Pd4Cmd is a Java command line tool built on the top of PD4ML HTML-to-PDF
converter library. The tool offers an access to virtually all PD4ML API
functionality and makes possible to use PD4ML converter as a standalone
application or as a part of non-Java environments/applications.
- HTML-to-PDF conversion with the absolute minimum of parameters
Win32:
java
-Xmx512m -cp .\pd4ml.jar Pd4Cmd "http://old.pd4ml.com" 1200
UNIX-derived operating systems:
java -Xmx512m -Djava.awt.headless=true -cp
./pd4ml.jar Pd4Cmd 'http://old.pd4ml.com' 1200
The command line overrides the default Java memory heap size
limit with -Xmx512m. Here it is set to 512Mb.

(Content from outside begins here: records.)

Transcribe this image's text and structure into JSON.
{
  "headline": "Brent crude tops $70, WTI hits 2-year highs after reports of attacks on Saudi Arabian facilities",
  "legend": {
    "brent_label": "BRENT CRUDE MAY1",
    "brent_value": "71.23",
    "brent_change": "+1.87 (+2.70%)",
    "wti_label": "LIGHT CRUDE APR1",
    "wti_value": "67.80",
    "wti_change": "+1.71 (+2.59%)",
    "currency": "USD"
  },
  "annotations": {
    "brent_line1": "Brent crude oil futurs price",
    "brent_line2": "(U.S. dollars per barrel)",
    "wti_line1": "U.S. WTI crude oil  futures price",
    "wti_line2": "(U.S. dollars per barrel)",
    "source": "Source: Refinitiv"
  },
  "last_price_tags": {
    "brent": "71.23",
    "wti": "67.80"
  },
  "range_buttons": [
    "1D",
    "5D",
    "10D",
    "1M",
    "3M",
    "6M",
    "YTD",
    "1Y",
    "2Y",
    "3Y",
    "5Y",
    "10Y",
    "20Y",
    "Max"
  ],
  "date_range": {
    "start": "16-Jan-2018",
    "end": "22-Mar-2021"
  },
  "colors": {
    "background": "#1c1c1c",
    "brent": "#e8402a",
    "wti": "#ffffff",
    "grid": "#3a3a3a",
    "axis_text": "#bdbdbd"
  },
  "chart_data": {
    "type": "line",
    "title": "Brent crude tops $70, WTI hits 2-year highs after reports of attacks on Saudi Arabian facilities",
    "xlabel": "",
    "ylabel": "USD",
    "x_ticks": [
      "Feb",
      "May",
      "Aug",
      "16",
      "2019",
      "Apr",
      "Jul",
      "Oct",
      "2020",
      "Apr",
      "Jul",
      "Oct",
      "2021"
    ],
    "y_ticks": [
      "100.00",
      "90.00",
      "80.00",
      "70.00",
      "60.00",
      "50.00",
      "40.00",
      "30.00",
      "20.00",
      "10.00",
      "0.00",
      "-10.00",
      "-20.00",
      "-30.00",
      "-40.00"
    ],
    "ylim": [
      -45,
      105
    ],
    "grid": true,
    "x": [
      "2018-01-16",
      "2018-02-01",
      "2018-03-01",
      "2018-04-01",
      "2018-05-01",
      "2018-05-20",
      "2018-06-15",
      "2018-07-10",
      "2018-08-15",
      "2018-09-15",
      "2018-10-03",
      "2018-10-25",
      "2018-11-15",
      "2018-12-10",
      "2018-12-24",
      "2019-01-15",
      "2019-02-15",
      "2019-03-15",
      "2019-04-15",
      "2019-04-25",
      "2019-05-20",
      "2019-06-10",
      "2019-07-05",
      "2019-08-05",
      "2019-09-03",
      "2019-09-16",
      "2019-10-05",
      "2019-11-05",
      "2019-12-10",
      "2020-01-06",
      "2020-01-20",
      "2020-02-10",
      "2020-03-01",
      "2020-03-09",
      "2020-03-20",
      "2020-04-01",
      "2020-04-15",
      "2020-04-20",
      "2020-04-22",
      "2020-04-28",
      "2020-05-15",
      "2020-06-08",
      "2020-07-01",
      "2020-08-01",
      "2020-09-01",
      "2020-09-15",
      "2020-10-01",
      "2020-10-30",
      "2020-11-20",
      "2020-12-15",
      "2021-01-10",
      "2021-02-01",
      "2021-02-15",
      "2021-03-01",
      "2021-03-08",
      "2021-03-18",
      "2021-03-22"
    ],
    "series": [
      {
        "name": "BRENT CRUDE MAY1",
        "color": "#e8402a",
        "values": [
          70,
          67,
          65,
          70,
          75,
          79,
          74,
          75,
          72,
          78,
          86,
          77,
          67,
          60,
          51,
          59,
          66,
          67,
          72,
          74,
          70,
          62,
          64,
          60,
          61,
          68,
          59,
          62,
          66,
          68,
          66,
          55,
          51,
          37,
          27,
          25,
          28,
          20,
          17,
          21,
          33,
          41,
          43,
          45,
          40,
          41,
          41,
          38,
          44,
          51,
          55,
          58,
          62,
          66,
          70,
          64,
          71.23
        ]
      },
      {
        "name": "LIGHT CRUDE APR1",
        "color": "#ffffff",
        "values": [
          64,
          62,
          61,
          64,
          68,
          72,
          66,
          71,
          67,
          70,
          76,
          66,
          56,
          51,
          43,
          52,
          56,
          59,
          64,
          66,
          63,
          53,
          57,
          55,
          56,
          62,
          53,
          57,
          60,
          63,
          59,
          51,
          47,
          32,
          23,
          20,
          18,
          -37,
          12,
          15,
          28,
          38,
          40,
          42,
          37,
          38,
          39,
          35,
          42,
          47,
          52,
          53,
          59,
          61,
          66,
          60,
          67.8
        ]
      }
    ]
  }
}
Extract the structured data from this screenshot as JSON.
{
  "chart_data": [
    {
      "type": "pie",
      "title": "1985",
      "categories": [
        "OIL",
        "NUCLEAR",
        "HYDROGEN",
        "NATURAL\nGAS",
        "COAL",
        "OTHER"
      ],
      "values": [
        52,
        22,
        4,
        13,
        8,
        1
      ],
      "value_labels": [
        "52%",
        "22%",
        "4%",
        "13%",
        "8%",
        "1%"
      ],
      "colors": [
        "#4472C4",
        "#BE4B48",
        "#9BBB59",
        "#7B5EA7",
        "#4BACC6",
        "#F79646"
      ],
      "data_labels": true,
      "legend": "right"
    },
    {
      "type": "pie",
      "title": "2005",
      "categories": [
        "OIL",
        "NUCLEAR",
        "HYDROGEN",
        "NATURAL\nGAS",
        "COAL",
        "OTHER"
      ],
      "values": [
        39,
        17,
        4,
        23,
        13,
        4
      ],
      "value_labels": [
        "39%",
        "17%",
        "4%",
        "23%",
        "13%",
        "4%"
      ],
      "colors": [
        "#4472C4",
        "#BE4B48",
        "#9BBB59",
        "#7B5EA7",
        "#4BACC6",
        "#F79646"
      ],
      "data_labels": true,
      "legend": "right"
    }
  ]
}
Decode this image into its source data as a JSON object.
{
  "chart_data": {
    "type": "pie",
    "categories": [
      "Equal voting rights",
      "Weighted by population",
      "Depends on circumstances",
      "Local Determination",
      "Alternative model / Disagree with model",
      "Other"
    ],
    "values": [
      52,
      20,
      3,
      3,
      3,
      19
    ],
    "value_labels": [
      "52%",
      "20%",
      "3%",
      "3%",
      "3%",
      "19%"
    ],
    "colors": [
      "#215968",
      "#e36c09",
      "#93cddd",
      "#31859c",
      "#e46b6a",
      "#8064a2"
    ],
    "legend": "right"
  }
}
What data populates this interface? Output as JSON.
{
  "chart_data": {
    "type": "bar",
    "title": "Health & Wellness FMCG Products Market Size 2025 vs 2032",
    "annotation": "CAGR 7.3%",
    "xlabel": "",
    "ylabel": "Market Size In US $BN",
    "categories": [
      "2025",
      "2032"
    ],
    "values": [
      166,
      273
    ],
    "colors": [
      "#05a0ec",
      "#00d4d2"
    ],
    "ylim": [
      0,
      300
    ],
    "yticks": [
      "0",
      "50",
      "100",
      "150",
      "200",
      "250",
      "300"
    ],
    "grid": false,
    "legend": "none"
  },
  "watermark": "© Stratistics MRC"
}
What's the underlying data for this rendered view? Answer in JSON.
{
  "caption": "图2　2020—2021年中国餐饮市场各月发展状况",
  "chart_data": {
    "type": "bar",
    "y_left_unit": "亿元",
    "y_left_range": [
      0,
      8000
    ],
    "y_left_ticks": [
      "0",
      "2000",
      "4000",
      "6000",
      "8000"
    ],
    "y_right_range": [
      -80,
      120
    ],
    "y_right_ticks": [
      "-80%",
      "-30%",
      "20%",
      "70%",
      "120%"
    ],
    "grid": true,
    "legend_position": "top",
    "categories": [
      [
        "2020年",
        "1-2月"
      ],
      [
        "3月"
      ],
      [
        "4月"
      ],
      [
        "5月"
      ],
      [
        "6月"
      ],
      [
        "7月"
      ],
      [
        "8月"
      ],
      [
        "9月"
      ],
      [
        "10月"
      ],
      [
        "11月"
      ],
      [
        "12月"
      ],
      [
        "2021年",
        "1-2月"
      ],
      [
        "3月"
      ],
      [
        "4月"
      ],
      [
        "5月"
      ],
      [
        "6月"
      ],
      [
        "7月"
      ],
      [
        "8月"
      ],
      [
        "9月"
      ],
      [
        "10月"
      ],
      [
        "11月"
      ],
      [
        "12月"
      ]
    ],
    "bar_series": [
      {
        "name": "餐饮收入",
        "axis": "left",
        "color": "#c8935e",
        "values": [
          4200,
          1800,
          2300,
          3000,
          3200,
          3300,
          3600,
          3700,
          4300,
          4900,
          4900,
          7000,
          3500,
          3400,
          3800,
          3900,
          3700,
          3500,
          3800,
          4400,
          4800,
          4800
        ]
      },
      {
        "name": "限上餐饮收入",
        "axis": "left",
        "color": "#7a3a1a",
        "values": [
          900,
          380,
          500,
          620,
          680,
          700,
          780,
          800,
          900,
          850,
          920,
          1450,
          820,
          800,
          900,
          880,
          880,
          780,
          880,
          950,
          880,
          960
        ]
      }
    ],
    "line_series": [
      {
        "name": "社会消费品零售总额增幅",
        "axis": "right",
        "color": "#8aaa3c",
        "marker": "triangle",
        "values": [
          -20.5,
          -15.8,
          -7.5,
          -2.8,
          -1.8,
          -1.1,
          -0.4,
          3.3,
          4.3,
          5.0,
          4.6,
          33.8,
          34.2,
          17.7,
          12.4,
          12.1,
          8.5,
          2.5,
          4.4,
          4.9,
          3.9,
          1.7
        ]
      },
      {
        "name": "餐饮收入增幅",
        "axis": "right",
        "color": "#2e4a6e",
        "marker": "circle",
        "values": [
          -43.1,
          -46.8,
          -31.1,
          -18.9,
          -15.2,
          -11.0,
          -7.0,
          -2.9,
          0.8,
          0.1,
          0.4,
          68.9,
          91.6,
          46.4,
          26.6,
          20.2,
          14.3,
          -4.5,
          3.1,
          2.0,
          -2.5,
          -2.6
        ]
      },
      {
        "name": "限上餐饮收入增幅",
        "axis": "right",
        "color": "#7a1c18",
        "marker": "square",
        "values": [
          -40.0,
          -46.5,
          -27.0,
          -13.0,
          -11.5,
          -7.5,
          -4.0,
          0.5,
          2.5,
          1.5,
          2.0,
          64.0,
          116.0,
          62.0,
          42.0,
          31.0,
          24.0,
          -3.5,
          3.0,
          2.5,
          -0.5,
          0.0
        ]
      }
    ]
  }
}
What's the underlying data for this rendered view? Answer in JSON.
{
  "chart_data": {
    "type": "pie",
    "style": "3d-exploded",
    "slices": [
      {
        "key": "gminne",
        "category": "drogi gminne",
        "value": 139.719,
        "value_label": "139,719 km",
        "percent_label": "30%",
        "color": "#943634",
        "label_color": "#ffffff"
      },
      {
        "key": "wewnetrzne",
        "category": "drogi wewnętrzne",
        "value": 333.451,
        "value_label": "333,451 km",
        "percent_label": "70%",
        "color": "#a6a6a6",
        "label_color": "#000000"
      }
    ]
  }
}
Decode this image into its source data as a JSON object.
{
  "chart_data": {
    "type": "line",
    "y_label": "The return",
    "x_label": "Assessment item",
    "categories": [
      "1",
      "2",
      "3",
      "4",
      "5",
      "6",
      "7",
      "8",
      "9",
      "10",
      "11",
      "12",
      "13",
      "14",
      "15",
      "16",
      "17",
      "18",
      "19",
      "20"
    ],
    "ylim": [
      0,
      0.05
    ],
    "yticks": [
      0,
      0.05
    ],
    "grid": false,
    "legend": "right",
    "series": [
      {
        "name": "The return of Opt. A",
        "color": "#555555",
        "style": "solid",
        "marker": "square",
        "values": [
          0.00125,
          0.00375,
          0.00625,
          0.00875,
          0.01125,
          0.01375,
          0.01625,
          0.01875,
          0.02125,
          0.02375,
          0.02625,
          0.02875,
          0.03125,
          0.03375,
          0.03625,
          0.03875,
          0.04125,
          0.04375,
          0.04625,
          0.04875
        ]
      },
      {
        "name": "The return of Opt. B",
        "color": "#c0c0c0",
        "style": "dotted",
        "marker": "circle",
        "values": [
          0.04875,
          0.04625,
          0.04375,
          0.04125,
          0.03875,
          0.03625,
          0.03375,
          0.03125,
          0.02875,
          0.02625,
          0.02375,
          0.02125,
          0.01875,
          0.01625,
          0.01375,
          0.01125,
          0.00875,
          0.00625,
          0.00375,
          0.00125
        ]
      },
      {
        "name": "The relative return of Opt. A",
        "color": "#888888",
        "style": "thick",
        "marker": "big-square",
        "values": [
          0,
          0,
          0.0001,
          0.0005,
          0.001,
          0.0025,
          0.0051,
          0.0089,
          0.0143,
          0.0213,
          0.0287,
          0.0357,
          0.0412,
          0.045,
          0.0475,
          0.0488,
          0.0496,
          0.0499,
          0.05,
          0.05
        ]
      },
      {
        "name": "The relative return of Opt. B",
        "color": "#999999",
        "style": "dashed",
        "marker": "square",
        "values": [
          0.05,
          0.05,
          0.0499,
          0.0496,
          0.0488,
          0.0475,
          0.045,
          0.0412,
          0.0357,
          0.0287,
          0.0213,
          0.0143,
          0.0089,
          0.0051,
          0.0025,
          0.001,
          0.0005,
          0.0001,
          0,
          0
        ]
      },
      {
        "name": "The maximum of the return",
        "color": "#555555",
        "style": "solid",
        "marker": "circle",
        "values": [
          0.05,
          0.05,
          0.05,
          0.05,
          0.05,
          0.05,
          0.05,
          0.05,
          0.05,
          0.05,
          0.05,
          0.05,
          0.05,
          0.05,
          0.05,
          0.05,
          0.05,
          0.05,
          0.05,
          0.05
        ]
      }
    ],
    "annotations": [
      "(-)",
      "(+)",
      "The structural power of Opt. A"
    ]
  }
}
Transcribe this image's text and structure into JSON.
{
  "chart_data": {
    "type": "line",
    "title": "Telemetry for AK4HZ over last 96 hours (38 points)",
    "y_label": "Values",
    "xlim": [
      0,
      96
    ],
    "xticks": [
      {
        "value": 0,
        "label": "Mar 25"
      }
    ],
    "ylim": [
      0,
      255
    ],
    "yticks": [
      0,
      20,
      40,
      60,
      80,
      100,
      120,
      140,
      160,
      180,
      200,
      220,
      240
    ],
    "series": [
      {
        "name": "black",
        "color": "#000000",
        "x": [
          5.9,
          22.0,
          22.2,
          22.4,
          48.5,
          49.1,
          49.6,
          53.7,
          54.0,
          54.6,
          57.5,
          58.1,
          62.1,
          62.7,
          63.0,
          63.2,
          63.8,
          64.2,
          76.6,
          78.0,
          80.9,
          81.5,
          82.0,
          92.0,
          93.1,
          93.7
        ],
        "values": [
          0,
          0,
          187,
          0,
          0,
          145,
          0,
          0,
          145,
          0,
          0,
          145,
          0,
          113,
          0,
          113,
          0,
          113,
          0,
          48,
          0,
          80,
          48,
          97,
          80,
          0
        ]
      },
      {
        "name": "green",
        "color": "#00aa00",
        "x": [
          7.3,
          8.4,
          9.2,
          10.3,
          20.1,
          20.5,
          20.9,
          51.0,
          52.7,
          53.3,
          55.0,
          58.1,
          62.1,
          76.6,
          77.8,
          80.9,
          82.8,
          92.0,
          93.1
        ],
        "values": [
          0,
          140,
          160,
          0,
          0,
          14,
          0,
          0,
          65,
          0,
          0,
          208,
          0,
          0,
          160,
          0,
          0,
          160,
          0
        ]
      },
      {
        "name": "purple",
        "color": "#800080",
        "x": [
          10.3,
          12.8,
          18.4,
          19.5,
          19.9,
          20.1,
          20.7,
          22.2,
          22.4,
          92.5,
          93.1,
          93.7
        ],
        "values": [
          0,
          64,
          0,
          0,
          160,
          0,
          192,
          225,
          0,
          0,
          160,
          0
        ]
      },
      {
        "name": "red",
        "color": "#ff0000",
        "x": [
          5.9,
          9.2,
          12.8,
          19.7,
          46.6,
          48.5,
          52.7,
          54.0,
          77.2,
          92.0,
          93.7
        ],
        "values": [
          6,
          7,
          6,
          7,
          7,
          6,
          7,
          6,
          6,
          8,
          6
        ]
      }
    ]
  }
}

On UNIX platform -Djava.awt.headless=true allows to run
the application on non-graphics-enabled servers or from remote ssh/telnet
sessions.
"http://old.pd4ml.com" 1200 are HTML source URL and
htmlWidth (virtual "browser" frame width) parameters.
Please note: on Win32 the URL is enclosed, if needed, to double quotes, on
UNIX - to single quotes.
The default PDF document format: A4 / PORTRAIT
In the example 1200px width of rendered document will be
mapped to 595pt widths of A4 page format.
As long as an output file path omitted, the output is sent to
STDOUT and can be piped to another application.
- Customized HTML-to-PDF conversion
Win32:
java -Xmx512m
-cp .\pd4ml.jar Pd4Cmd "http://old.pd4ml.com" 1200 LETTER
-bookmarks HEADINGS -pdfforms -debug -out c:\pd4ml.pdf
UNIX-derived operating systems:
java -Xmx512m
-Djava.awt.headless=true -cp ./pd4ml.jar Pd4Cmd 'http://old.pd4ml.com' 1200
LETTER -bookmarks HEADINGS -pdfforms -debug
-out /tmp/pd4ml.pdf
In the examples the generated PDF is written to a file, defined
with -out parameter. That makes possible to use STDOUT
for debug output (-debug parameter).
The examples also force PD4ML to produce PDF outlines (bookmarks)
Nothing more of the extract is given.